If we ask, “Who really benefited from this policy?” the answer is simple: the heavy industries, that is, the armaments industries; and the other big concerns, trusts and monopolies. At first sight this answer needs no additional illustration. Krupp and Voegler, Stinnes and Wolff, Poensgen and Schmitz, the representatives of coal and iron, steel and chemicals, are the men behind the throne, the real rulers of Germany. They are the ones for whom this new political system has netted hundreds and thousands of millions.
But, one may ask, did not the small firms, the numerous independent craftsmen and shopkeepers, the smail farmers and peasants, gain anything from the increase of production and business activity? They not only gained nothing; they lost heavily. They became the economic victims of this system. Thousands, nay, hundreds of thousands, of them saw their business fail; they were the economic equivalent of cannon fodder in the armed war.

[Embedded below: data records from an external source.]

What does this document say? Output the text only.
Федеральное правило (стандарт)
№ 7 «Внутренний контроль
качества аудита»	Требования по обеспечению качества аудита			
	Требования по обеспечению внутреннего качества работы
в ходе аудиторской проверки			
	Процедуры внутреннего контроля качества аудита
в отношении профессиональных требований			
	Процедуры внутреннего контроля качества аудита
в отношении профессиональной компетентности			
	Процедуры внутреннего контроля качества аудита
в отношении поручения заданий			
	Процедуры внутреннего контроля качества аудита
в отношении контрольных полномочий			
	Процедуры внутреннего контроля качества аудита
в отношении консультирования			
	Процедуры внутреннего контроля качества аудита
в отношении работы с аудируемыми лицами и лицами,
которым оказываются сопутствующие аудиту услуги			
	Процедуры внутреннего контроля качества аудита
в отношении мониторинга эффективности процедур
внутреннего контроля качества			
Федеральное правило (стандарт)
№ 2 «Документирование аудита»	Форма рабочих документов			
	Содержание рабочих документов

There are two reasons for this, which, in effect, are but two aspects of the same process. In order to prepare as quickly and efficiently as possible for war, it is necessary to produce where production is most efficient and to utilize man-power where it can best be used. Now, small firms – and particularly the small-scale production methods of the independent small workshops-are not as efficient as the factories. Similarly, the distribution of goods is more economically organized if it proceeds through a relatively small number of big stores than through innumerable small retailers. Therefore, with their customary ruthless ness, the National-Socialists and monopolists instituted a large-scale massacre of small businesses. The former owners of these businesses and their employees were then forced into the armaments factories.